Conectar este último dato con el video que puso a circular Trump sobre su distopía para la Franja de Gaza no es nada tranquilizador, aunque sea sólo un juego cruel de un hombre añoso que nunca maduró emocionalmente. Porque transformar un escenario de genocidio en una riviera kitsch no sólo revela un macabro mal gusto estético, sino que envuelve el concepto de limpieza étnica en el celofán de la desvergüenza. Es posible acabar con un grupo humano, destruir sus hogares y quedarse con su tierra ya no con un objetivo bíblico, sino para lucrar con la masacre a través de un gran proyecto inmobiliario. Todo eso dicho en un video creado por la misma herramienta con la que se puede crear versiones alternativas de lo real. Potencialmente (porque estamos en sus albores) tan perfectas que no sólo enmascaran lo verdadero, sino que lo transforman al incidir en su percepción sin que pueda distinguirse de lo falso. La IA en manos de esta internacional reaccionaria no sólo va a sustituir puestos de trabajo, también nos va a convencer de que eso nos hará más felices.

Epílogo

Suenan las sirenas. El día amaneció nublado aunque sin la lluvia apocalíptica que se había venido anunciando en la última semana. Mientras este editorial termina de escribirse un presidente extranjero se dirige a la plaza Independencia. Quizá sea el jaqueado Gustavo Petro, de Colombia. O Luis Inácio Lula da Silva, que desde Brasil volvió a poner al continente en el concierto del sur global. O Bernardo Arévalo, de Guatemala, nacido en Montevideo cuando su padre tuvo que exiliarse. Quién sabe. Las motos de la policía de tránsito le abren camino. En unas horas Uruguay tendrá un nuevo gobierno. Lo votaron para que esté en las antípodas de Trump. Lo más lejos posible de esa política del matón desquiciado que impone el presidente de Estados Unidos y que arrasa mucho más que los consensos de los socios occidentales: abre una tinaja de Zeus –porque ni era caja ni la había creado Pandora– de la que van saliendo, ya sin pudor, todos los males. Suenan más sirenas. No se sabe si se desatará la tormenta o si el tiempo se mantendrá apenas amenazante. Comienza un día más en la aldea de Astérix.

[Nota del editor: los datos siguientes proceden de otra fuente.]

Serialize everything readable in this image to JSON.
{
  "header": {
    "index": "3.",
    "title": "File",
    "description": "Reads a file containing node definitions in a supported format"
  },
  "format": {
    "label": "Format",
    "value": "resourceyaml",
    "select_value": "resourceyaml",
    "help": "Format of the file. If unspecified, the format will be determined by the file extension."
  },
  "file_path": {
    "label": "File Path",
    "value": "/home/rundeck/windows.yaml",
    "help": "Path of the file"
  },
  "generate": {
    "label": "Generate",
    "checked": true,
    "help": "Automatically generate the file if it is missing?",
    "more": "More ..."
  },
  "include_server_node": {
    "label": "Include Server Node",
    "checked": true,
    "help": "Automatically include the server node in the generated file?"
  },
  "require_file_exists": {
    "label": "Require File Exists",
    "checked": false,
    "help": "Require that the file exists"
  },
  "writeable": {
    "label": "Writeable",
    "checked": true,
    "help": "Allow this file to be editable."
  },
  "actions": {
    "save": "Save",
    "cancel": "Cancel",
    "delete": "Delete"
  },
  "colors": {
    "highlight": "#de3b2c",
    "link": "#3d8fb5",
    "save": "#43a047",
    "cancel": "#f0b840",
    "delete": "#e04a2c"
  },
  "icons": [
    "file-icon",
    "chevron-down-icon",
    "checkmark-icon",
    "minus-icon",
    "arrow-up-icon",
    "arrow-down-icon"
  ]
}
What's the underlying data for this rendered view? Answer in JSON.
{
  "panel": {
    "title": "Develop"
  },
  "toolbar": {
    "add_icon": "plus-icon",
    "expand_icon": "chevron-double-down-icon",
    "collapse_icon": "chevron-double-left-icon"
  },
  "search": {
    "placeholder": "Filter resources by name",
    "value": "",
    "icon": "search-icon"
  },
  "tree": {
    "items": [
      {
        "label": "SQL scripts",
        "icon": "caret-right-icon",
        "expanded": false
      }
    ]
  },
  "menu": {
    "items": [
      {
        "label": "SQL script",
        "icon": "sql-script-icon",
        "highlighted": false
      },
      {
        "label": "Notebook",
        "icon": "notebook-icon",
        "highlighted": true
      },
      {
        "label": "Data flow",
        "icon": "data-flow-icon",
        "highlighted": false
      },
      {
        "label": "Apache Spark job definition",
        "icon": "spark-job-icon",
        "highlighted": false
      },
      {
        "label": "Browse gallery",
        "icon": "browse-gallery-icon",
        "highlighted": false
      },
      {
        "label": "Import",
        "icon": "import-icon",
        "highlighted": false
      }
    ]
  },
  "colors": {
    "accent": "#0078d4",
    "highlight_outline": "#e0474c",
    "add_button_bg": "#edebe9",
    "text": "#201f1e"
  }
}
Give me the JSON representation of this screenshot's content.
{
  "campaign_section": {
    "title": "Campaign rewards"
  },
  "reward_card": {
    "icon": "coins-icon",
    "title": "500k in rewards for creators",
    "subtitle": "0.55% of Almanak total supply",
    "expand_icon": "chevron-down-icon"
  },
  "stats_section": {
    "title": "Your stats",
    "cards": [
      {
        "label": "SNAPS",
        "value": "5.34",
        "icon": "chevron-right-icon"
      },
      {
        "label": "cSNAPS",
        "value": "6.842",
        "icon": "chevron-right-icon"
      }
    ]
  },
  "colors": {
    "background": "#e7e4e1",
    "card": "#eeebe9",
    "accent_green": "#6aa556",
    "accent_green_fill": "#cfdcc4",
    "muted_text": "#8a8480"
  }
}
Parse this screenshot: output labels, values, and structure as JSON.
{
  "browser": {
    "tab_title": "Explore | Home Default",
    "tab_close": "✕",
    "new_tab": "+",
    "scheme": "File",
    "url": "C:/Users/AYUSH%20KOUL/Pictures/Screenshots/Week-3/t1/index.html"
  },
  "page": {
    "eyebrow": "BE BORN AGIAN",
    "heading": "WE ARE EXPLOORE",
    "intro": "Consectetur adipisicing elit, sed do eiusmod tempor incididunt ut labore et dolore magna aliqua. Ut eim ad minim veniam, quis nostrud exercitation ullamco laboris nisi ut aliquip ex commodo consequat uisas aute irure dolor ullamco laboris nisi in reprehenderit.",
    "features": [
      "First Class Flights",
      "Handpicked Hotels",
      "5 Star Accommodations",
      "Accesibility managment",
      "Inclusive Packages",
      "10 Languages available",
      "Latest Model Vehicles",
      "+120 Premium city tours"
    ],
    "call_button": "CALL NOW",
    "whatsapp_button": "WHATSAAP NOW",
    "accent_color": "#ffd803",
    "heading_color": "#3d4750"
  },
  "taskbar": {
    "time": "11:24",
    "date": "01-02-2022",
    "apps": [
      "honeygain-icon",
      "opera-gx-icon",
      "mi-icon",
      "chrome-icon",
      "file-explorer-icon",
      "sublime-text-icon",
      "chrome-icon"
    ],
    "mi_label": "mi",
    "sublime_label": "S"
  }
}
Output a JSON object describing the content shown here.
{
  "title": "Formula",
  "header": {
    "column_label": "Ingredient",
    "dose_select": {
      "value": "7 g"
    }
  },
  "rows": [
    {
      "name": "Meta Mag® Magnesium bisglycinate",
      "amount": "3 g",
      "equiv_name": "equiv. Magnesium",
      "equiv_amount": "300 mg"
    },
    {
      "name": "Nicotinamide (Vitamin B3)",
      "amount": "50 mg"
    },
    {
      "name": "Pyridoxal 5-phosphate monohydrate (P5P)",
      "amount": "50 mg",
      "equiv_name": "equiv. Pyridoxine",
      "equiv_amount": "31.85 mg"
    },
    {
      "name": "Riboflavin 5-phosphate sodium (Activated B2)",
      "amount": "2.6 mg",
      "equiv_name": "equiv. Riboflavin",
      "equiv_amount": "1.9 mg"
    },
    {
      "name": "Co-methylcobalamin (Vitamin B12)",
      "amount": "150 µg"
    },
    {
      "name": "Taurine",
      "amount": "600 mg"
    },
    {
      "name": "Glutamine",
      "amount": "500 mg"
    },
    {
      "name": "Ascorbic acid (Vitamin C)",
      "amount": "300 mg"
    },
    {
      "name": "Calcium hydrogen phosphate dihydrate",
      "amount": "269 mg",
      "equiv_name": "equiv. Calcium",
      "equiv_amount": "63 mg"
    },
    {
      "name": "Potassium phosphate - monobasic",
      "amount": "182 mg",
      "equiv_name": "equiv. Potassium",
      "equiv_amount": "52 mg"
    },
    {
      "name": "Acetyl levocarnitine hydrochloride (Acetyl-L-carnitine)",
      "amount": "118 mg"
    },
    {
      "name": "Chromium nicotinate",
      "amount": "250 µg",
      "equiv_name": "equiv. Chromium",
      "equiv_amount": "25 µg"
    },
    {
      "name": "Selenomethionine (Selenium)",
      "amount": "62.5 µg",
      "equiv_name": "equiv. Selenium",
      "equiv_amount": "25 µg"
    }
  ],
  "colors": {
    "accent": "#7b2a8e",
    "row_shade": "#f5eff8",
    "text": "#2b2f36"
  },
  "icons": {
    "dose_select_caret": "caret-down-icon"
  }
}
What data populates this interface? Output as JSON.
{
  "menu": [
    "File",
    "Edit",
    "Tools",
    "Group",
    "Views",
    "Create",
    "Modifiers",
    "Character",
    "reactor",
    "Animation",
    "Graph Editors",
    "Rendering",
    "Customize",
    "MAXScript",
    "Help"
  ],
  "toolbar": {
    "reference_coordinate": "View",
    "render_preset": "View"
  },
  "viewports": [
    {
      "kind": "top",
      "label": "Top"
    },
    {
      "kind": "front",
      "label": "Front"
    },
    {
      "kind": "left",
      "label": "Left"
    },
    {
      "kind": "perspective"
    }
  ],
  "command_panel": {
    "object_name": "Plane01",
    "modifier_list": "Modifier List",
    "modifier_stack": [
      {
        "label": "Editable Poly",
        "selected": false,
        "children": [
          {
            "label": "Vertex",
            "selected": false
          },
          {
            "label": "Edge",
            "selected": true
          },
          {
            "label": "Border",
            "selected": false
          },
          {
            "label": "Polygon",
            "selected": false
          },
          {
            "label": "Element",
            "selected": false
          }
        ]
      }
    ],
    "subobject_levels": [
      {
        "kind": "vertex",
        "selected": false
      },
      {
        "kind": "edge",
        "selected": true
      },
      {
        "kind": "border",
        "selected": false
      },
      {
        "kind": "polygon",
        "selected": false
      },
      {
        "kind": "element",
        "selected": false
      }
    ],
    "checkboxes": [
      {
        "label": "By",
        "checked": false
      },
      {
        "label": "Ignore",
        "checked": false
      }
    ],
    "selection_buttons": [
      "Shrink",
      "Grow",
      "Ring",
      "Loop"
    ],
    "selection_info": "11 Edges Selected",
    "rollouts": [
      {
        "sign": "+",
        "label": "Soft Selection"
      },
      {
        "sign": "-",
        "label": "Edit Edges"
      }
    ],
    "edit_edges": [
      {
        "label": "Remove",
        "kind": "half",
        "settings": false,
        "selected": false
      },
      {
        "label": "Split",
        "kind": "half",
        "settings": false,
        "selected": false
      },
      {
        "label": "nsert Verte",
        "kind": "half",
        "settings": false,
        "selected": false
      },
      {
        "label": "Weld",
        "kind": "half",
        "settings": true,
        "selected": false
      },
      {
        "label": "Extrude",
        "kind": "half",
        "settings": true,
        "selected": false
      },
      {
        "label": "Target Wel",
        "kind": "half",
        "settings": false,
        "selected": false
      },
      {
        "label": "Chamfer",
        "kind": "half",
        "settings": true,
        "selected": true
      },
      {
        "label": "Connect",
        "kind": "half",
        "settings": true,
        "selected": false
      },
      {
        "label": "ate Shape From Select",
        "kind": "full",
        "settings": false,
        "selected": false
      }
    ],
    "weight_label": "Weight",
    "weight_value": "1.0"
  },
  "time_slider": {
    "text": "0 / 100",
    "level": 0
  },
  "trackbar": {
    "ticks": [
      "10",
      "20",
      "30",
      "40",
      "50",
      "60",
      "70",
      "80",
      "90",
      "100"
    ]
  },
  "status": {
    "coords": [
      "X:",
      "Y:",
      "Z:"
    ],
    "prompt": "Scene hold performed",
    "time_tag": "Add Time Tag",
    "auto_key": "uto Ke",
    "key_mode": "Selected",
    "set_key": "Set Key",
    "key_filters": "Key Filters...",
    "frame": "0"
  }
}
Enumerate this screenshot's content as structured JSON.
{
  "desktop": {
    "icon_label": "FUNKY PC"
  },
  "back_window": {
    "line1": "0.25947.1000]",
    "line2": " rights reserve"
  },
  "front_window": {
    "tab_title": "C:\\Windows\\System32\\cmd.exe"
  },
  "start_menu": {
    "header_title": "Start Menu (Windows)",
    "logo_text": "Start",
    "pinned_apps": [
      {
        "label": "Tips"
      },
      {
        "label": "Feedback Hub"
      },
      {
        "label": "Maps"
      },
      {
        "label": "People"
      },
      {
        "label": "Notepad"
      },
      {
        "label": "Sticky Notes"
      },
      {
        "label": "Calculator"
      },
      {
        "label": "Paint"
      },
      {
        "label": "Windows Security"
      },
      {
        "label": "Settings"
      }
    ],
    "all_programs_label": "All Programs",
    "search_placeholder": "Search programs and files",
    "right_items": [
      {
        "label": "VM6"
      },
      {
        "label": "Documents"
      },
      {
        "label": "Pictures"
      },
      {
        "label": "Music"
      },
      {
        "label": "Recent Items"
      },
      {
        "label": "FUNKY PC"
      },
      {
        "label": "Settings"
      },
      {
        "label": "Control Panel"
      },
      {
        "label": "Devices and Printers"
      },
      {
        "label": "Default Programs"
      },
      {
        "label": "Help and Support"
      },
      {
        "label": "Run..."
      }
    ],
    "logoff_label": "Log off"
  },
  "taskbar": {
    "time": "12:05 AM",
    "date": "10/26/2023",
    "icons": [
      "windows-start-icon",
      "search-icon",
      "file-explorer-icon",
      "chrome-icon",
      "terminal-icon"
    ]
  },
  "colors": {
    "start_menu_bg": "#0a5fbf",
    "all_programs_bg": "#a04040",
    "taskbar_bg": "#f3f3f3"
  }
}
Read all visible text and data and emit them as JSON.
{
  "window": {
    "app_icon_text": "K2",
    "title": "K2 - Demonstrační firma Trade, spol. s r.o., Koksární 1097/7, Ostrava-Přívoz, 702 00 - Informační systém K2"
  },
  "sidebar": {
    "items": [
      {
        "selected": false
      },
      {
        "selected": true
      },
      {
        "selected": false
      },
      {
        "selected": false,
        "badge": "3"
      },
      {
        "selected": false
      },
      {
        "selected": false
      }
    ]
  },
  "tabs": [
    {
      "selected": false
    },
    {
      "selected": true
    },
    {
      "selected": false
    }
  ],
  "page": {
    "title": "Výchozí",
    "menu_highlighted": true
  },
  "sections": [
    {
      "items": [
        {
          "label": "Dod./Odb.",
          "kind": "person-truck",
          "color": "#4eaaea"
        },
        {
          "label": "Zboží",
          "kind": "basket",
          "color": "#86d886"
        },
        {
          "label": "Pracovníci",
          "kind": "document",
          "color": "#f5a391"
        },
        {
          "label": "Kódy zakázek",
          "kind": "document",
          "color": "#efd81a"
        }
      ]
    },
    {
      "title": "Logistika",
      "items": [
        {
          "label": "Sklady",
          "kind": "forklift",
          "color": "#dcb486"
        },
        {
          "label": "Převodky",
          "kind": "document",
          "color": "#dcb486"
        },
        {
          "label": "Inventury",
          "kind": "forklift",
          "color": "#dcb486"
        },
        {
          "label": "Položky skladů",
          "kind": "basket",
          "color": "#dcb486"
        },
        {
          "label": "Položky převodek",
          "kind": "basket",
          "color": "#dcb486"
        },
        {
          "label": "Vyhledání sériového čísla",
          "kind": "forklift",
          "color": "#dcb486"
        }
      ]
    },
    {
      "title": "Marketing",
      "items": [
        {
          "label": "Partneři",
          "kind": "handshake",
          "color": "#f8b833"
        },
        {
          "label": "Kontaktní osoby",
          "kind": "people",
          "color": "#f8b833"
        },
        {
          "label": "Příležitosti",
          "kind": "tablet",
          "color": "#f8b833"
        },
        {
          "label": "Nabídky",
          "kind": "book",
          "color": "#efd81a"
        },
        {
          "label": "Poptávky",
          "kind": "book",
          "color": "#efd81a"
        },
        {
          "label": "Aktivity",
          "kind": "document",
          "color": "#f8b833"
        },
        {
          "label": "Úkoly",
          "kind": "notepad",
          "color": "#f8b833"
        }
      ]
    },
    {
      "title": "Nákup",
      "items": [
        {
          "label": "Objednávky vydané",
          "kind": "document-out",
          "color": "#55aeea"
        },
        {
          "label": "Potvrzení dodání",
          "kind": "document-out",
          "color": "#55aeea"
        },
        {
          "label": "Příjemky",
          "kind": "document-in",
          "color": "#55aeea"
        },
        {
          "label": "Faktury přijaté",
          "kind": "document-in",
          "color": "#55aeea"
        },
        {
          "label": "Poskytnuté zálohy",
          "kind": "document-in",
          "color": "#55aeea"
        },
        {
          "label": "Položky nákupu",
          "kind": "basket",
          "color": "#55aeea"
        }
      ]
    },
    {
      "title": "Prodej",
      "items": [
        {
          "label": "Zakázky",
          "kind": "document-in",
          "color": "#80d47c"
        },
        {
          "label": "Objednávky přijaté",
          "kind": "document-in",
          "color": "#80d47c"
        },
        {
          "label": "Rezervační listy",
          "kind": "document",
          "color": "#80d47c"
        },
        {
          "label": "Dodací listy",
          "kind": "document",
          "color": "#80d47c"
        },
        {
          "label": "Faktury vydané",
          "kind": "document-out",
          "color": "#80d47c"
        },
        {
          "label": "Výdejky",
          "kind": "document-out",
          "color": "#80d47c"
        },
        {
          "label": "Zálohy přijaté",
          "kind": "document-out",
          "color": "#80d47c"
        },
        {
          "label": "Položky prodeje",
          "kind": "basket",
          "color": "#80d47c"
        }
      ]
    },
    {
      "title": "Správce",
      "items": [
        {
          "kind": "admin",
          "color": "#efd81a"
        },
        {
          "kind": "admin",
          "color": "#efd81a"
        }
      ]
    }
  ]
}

Roberto López Belloso, director de Le Monde diplomatique edición Uruguay.


  1. Rodney Arismendi, “Conversación con estudiantes latinoamericanos”, en Sobre la enseñanza, la literatura y el arte, Ediciones Pueblos Unidos, Montevideo, 1989. 

  2. Ver Claudio Scaletta, “El imperialismo tecnológico”, Le Monde diplomatique, edición Uruguay, febrero de 2025.